Les neurones de l’amygdale qui dictent nos émotions

Une équipe espagnole de l’Institut de neurosciences CSIC-UMH, à Alicante, vient de faire une avancée majeure dans la compréhension des troubles affectifs. Publiée le 13 mai 2025 dans la revue iScience (Cell Press), leur étude révèle qu’un type particulier de neurones situés dans l’amygdale — la zone du cerveau où se forment nos émotions — joue un rôle central dans la genèse de comportements liés à l’anxiété, à la dépression et au repli social.

Les chercheurs, dirigés par le Pr Juan Nacher, ont identifié une population précise de cellules, dites à décharge régulière, dans la partie centrolatérale de l’amygdale. Ces neurones, lorsqu’ils deviennent hyperactifs, semblent dérégler la façon dont le cerveau gère les émotions négatives. À l’inverse, leur activité normale contribue à maintenir un équilibre affectif stable.

Pour le démontrer, l’équipe a utilisé un modèle de souris génétiquement modifiées pour surexprimer un gène, Grik4, connu pour amplifier l’excitabilité des circuits neuronaux. Les animaux présentaient alors des signes comportementaux proches de la dépression et de l’anxiété : perte d’intérêt, isolement social, agitation ou apathie.

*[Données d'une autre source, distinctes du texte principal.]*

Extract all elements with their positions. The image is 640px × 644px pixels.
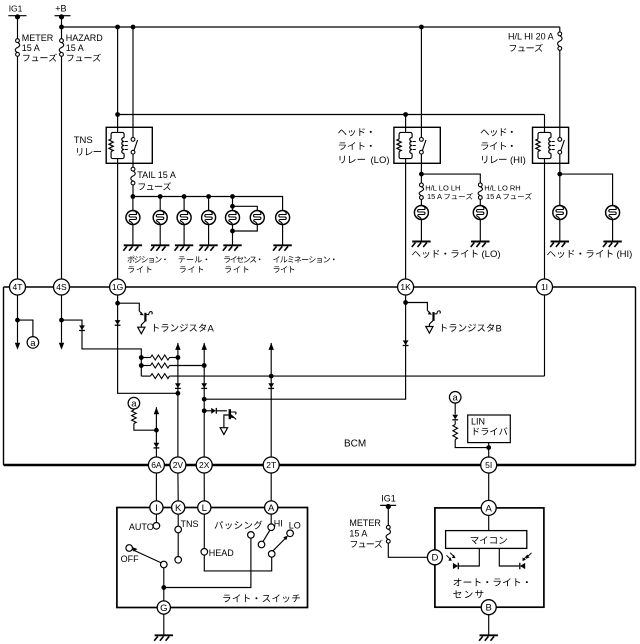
label headlight LO xyxy=(412,250,478,258)
svg-text:15 A: 15 A xyxy=(349,528,367,538)
svg-text:LIN: LIN xyxy=(471,417,485,427)
wire bus to tail light 2 xyxy=(208,197,210,211)
arrow 4S line end xyxy=(59,343,64,350)
wire 2T internal xyxy=(270,343,272,457)
ground tail light 1 xyxy=(175,245,194,251)
svg-text:1K: 1K xyxy=(400,282,411,292)
svg-text:TAIL 15 A: TAIL 15 A xyxy=(137,170,176,180)
svg-text:4S: 4S xyxy=(56,282,67,292)
terminal D sensor xyxy=(427,550,442,565)
terminal 1K xyxy=(398,279,414,295)
fuse METER 15A sensor xyxy=(349,518,390,543)
wire pivot to passing contact xyxy=(164,538,251,587)
wire bus to tail light 1 xyxy=(183,197,185,211)
wire TNS switch feed xyxy=(132,27,134,138)
junction 1K branch xyxy=(403,300,408,305)
wire TNS contact link xyxy=(177,533,179,557)
svg-text:1I: 1I xyxy=(541,282,548,292)
lamp headlight HI left xyxy=(553,206,567,220)
wire relay HI coil to 1I xyxy=(544,159,546,280)
label passing xyxy=(215,521,263,530)
terminal 5I xyxy=(481,457,497,473)
svg-text:LO: LO xyxy=(289,520,301,530)
svg-text:B: B xyxy=(496,323,502,334)
wire 1I internal xyxy=(544,295,546,376)
resistor row2 xyxy=(141,363,204,368)
wire +B down to HAZARD fuse xyxy=(61,17,63,39)
diode on a3 line xyxy=(452,415,458,420)
label transistor B xyxy=(442,324,494,332)
lamp illumination light xyxy=(276,211,290,225)
svg-text:HI: HI xyxy=(274,519,283,529)
terminal 6A xyxy=(148,457,164,473)
svg-text:METER: METER xyxy=(349,518,381,528)
light switch box xyxy=(117,508,308,608)
wire METER fuse to 4T xyxy=(17,56,19,279)
wire relay LO switch feed xyxy=(420,27,422,138)
wire G to ground xyxy=(163,614,165,635)
wire 6A to switch I xyxy=(155,473,157,501)
relay TNS xyxy=(106,127,152,163)
junction pivot node xyxy=(161,585,166,590)
node +B bus junction xyxy=(59,25,64,30)
wire TAIL fuse to lamp bus xyxy=(132,185,134,197)
junction row2 right xyxy=(202,363,207,368)
junction bus to TNS switch xyxy=(131,25,136,30)
photodiode right xyxy=(520,553,532,569)
diode on 1K line xyxy=(403,340,409,345)
ground headlight LO right xyxy=(471,242,490,248)
svg-text:(LO): (LO) xyxy=(371,155,390,166)
junction lamp bus node 1 xyxy=(131,194,136,199)
wire bus to position light 1 xyxy=(132,197,134,211)
wire HAZARD fuse to 4S xyxy=(61,56,63,279)
ground license light 1 xyxy=(223,245,242,251)
wire relay LO coil feed xyxy=(405,115,407,133)
wire IG1 to METER fuse 2 xyxy=(387,507,389,526)
junction bus to headlight relay LO switch xyxy=(419,25,424,30)
connector a2 xyxy=(128,397,140,409)
junction 4T branch xyxy=(15,318,20,323)
arrow 2V up xyxy=(175,343,180,350)
fuse H/L LO RH 15A xyxy=(478,183,521,199)
resistor row1 xyxy=(141,355,178,360)
node IG1 terminal xyxy=(8,4,26,20)
terminal 2X xyxy=(196,457,212,473)
transistor at 2X xyxy=(224,409,236,428)
svg-text:1G: 1G xyxy=(112,282,123,292)
contact dimmer pivot xyxy=(268,551,275,558)
svg-text:+B: +B xyxy=(55,4,66,14)
label light switch xyxy=(223,594,300,602)
wire 6A internal xyxy=(155,407,157,457)
lamp headlight LO right xyxy=(473,206,487,220)
microcomputer box xyxy=(446,531,527,549)
terminal A switch xyxy=(265,501,278,514)
terminal 4S xyxy=(54,279,70,295)
wire 4S branch to resistor ladder xyxy=(62,320,142,376)
wire K stub xyxy=(177,514,179,526)
svg-text:(HI): (HI) xyxy=(510,155,526,166)
contact LO xyxy=(287,520,301,536)
svg-text:15 A: 15 A xyxy=(486,192,501,201)
resistor below a2 xyxy=(132,409,157,431)
wire license parallel branch bottom xyxy=(233,224,258,231)
wire illumination light to ground xyxy=(282,224,284,245)
svg-text:METER: METER xyxy=(22,33,54,43)
contact main pivot xyxy=(161,561,168,568)
diode on 2T line xyxy=(268,383,274,388)
junction lamp bus node 4 xyxy=(206,194,211,199)
junction mid bus at TNS coil xyxy=(115,112,120,117)
terminal 4T xyxy=(10,279,26,295)
wire microcomputer to right photodiode xyxy=(499,548,519,566)
wire I stub xyxy=(155,514,157,522)
wire position light 2 to ground xyxy=(159,224,161,245)
svg-text:4T: 4T xyxy=(13,282,23,292)
resistor row3 to 1I xyxy=(141,374,544,379)
transistor B xyxy=(406,303,441,334)
diode on 2V line xyxy=(175,383,181,388)
ground headlight LO left xyxy=(412,242,431,248)
junction license lamp parallel bottom xyxy=(230,229,235,234)
svg-text:K: K xyxy=(175,503,182,514)
terminal 1G xyxy=(110,279,126,295)
wire B to ground xyxy=(488,615,490,635)
lamp tail light 1 xyxy=(177,211,191,225)
ground illumination light xyxy=(273,245,292,251)
wire LH fuse to headlight LO left xyxy=(420,199,422,205)
terminal 2T xyxy=(263,457,279,473)
svg-text:HAZARD: HAZARD xyxy=(66,33,104,43)
label headlight HI xyxy=(547,250,613,258)
wire mid bus to relay coils xyxy=(118,114,545,116)
ground light switch xyxy=(154,635,173,641)
wire 5I to sensor A xyxy=(488,473,490,500)
svg-text:a: a xyxy=(131,399,137,410)
wire HEAD to dimmer pivot xyxy=(204,555,271,571)
wire relay LO coil to 1K xyxy=(405,159,407,280)
arrow 2X up xyxy=(202,343,207,350)
wire 1G internal xyxy=(118,295,178,393)
lamp tail light 2 xyxy=(202,211,216,225)
node IG1 sensor terminal xyxy=(380,494,396,510)
connector a3 xyxy=(449,392,461,404)
diode on 4S branch xyxy=(79,325,85,330)
junction 6A at a2 branch xyxy=(154,428,159,433)
svg-text:a: a xyxy=(453,393,459,404)
svg-text:6A: 6A xyxy=(151,460,162,470)
svg-text:(LO): (LO) xyxy=(482,249,501,260)
junction ladder row2 left xyxy=(139,363,144,368)
svg-text:15 A: 15 A xyxy=(427,192,442,201)
wire 4T to connector a1 xyxy=(18,320,33,337)
lamp position light 2 xyxy=(153,211,167,225)
wire headlight LO right to ground xyxy=(479,219,481,241)
label tail light xyxy=(179,256,208,262)
contact HEAD xyxy=(201,548,234,558)
wire TNS coil feed xyxy=(117,27,119,132)
junction license lamp parallel top xyxy=(230,204,235,209)
label microcomputer xyxy=(471,536,507,544)
wire headlight LO left to ground xyxy=(420,219,422,241)
svg-text:L: L xyxy=(202,503,207,514)
svg-text:H/L HI 20 A: H/L HI 20 A xyxy=(508,32,554,42)
svg-text:IG1: IG1 xyxy=(381,494,396,504)
ground position light 1 xyxy=(123,245,142,251)
lamp headlight LO left xyxy=(414,206,428,220)
junction 1G branch xyxy=(115,301,120,306)
svg-text:IG1: IG1 xyxy=(9,4,23,14)
relay headlight LO xyxy=(394,127,440,163)
junction 2X at 1K wire xyxy=(202,397,207,402)
wire 2X to switch L xyxy=(203,473,205,501)
fuse H/L HI 20A xyxy=(508,27,562,50)
junction row1 right xyxy=(176,355,181,360)
junction row3 at 2T xyxy=(269,374,274,379)
svg-text:B: B xyxy=(486,603,492,614)
junction HI switch output xyxy=(557,172,562,177)
wire H/L HI fuse to relay HI switch xyxy=(559,50,561,137)
fuse HAZARD 15A xyxy=(59,33,103,56)
fuse TAIL 15A xyxy=(131,167,176,185)
contact OFF xyxy=(121,545,139,564)
wire relay LO switch output xyxy=(420,154,422,183)
contact AUTO xyxy=(129,522,160,532)
resistor below a3 xyxy=(453,421,489,448)
junction mid bus to relay LO coil xyxy=(403,112,408,117)
wire 4T internal xyxy=(17,295,19,343)
diode on 6A line xyxy=(154,443,160,448)
wire LIN to 5I xyxy=(488,443,490,457)
svg-text:a: a xyxy=(30,338,36,349)
label illumination light xyxy=(273,256,334,263)
wire 2X internal xyxy=(203,343,205,457)
svg-text:TNS: TNS xyxy=(181,519,199,529)
wire 1K internal xyxy=(204,295,405,399)
svg-text:2X: 2X xyxy=(199,460,210,470)
fuse H/L LO LH 15A xyxy=(419,183,460,199)
wire microcomputer to left photodiode xyxy=(459,548,479,566)
label BCM xyxy=(344,439,366,450)
wire bus to position light 2 xyxy=(159,197,161,211)
diode on 1G line xyxy=(115,320,121,325)
ground headlight HI right xyxy=(603,242,622,248)
svg-text:15 A: 15 A xyxy=(22,43,40,53)
lever OFF with arrow xyxy=(132,547,161,563)
wire A to microcomputer xyxy=(488,515,490,530)
auto light sensor box xyxy=(435,508,544,607)
terminal L xyxy=(198,501,211,514)
wire A stub xyxy=(270,514,272,524)
wire 2V internal xyxy=(177,343,179,457)
junction LO switch output xyxy=(419,172,424,177)
svg-text:TNS: TNS xyxy=(74,135,93,146)
svg-text:AUTO: AUTO xyxy=(129,522,154,532)
wire IG1 down to METER fuse xyxy=(17,17,19,39)
wire headlight HI right to ground xyxy=(612,219,614,241)
wire TNS coil to 1G xyxy=(117,159,119,280)
terminal B sensor xyxy=(481,600,496,615)
lamp license light 1 xyxy=(226,211,240,225)
wire 2V to switch K xyxy=(177,473,179,501)
svg-text:2V: 2V xyxy=(173,460,184,470)
terminal 1I xyxy=(537,279,553,295)
open arrow below 2X transistor xyxy=(220,428,227,435)
junction ladder row1 left xyxy=(139,355,144,360)
ground position light 2 xyxy=(151,245,170,251)
terminal G xyxy=(157,601,170,614)
junction 2X transistor branch xyxy=(202,408,207,413)
svg-text:15 A: 15 A xyxy=(66,43,84,53)
svg-text:D: D xyxy=(431,553,438,564)
contact TNS lower xyxy=(175,557,182,564)
node +B terminal xyxy=(55,4,71,20)
wire license parallel branch top xyxy=(233,206,258,210)
wire LO output to RH fuse xyxy=(421,174,480,183)
label position light xyxy=(128,256,166,263)
photodiode left xyxy=(447,553,459,570)
lamp headlight HI right xyxy=(606,206,620,220)
junction lamp bus node 2 xyxy=(158,194,163,199)
LIN driver box xyxy=(468,415,511,443)
lamp position light 1 xyxy=(126,211,140,225)
terminal A sensor xyxy=(481,500,496,515)
svg-text:I: I xyxy=(155,503,158,514)
contact HI xyxy=(268,519,283,531)
ground sensor xyxy=(479,635,498,641)
wire relay HI coil feed xyxy=(544,115,546,133)
contact passing xyxy=(248,532,255,539)
BCM box xyxy=(4,287,636,465)
junction lamp bus node 3 xyxy=(182,194,187,199)
svg-text:5I: 5I xyxy=(485,460,492,470)
junction 5I node xyxy=(486,445,491,450)
wire a3 down xyxy=(454,403,456,415)
wire position light 1 to ground xyxy=(132,224,134,245)
wire license light 1 to ground xyxy=(232,224,234,245)
wire 2T to switch A xyxy=(270,473,272,501)
relay headlight HI xyxy=(533,127,569,163)
transistor A xyxy=(118,303,153,334)
junction lamp bus node 5 xyxy=(230,194,235,199)
fuse METER 15A xyxy=(15,33,54,56)
wire RH fuse to headlight LO right xyxy=(479,199,481,205)
diode to 2X transistor xyxy=(204,408,227,414)
contact TNS upper xyxy=(175,519,199,533)
ground headlight HI left xyxy=(550,242,569,248)
wire METER fuse to D xyxy=(388,543,427,557)
terminal I xyxy=(150,501,163,514)
svg-text:A: A xyxy=(486,503,493,514)
terminal K xyxy=(172,501,185,514)
wire tail light 2 to ground xyxy=(208,224,210,245)
wire headlight HI left to ground xyxy=(559,219,561,241)
wire TNS switch to TAIL fuse xyxy=(132,154,134,167)
arrow 6A up xyxy=(154,407,159,414)
connector a1 xyxy=(27,337,39,349)
svg-text:G: G xyxy=(160,603,167,614)
wire relay HI switch output xyxy=(559,154,561,206)
terminal 2V xyxy=(170,457,186,473)
arrow 2T up xyxy=(269,343,274,350)
label transistor A xyxy=(154,324,206,332)
svg-text:HEAD: HEAD xyxy=(209,548,235,558)
lever dimmer to LO with arrow xyxy=(273,536,288,551)
wire tail light 1 to ground xyxy=(183,224,185,245)
contact HI lever end xyxy=(258,541,265,548)
label relay LO xyxy=(338,128,372,136)
arrow 4T line end xyxy=(15,343,20,350)
wire HI output to right lamp xyxy=(560,174,613,206)
lever HI xyxy=(263,530,270,542)
diode on 2X line xyxy=(201,383,207,388)
svg-text:2T: 2T xyxy=(266,460,276,470)
ground tail light 2 xyxy=(199,245,218,251)
junction 2V at 1G wire xyxy=(176,391,181,396)
lamp bus xyxy=(133,197,283,211)
junction bus to TNS coil xyxy=(115,25,120,30)
svg-text:(HI): (HI) xyxy=(617,249,633,260)
svg-text:OFF: OFF xyxy=(121,554,139,564)
label relay HI xyxy=(481,128,513,136)
svg-text:BCM: BCM xyxy=(344,439,366,450)
label TNS relay xyxy=(74,135,93,146)
wire bus to license light 1 xyxy=(232,197,234,211)
label auto light sensor xyxy=(454,578,528,586)
wire pivot to G xyxy=(163,568,165,601)
wire L stub xyxy=(203,514,205,548)
svg-text:A: A xyxy=(208,323,215,334)
wire 4S internal xyxy=(61,295,63,343)
junction 4S branch xyxy=(59,318,64,323)
lamp license light 2 xyxy=(250,211,264,225)
wire +B top bus xyxy=(62,26,560,28)
label license light xyxy=(224,256,260,263)
svg-text:A: A xyxy=(268,503,275,514)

Les chercheurs ont ensuite “corrigé” cette surexpression uniquement dans une région du cerveau appelée amygdale basolatérale. Résultat : l’activité des neurones à décharge régulière de l’amygdale centrolatérale s’est normalisée, et les comportements pathologiques ont disparu. Les souris retrouvaient une attitude plus calme, une curiosité intacte et une sociabilité normale. Seule la mémoire des objets restait altérée, suggérant que cette fonction dépend d’autres circuits, notamment l’hippocampe.

Cette découverte offre une lecture radicalement nouvelle des troubles émotionnels. Elle montre que ces pathologies ne résultent pas forcément d’un déséquilibre général du cerveau, mais qu’elles peuvent naître d’un dérèglement au sein d’un micro-circuit neuronal bien précis.
« En identifiant les neurones à décharge régulière comme un point de contrôle central du comportement affectif, nous ouvrons la voie à des stratégies thérapeutiques plus ciblées », expliquent les auteurs dans leur article.

Jusqu’à présent, les traitements de la dépression ou de l’anxiété reposaient surtout sur des approches globales — médicaments ou thérapies agissant sur l’ensemble du cerveau. Cette étude suggère qu’il serait possible, à terme, de concevoir des interventions beaucoup plus fines, visant des circuits neuronaux spécifiques responsables du dérèglement émotionnel.

Les chercheurs restent toutefois prudents. Ces résultats concernent uniquement des modèles animaux. Leur transposition chez l’humain demandera du temps et de nouvelles méthodes pour moduler l’activité neuronale sans recourir à la manipulation génétique. Mais cette piste, entre neurosciences fondamentales et psychiatrie de précision, ouvre des perspectives prometteuses.

Comprendre que nos émotions les plus intimes peuvent dépendre du rythme régulier de quelques neurones nichés au cœur de l’amygdale, c’est redonner au cerveau toute sa complexité — et à la science, une boussole nouvelle pour explorer ce territoire fragile qu’est l’affect.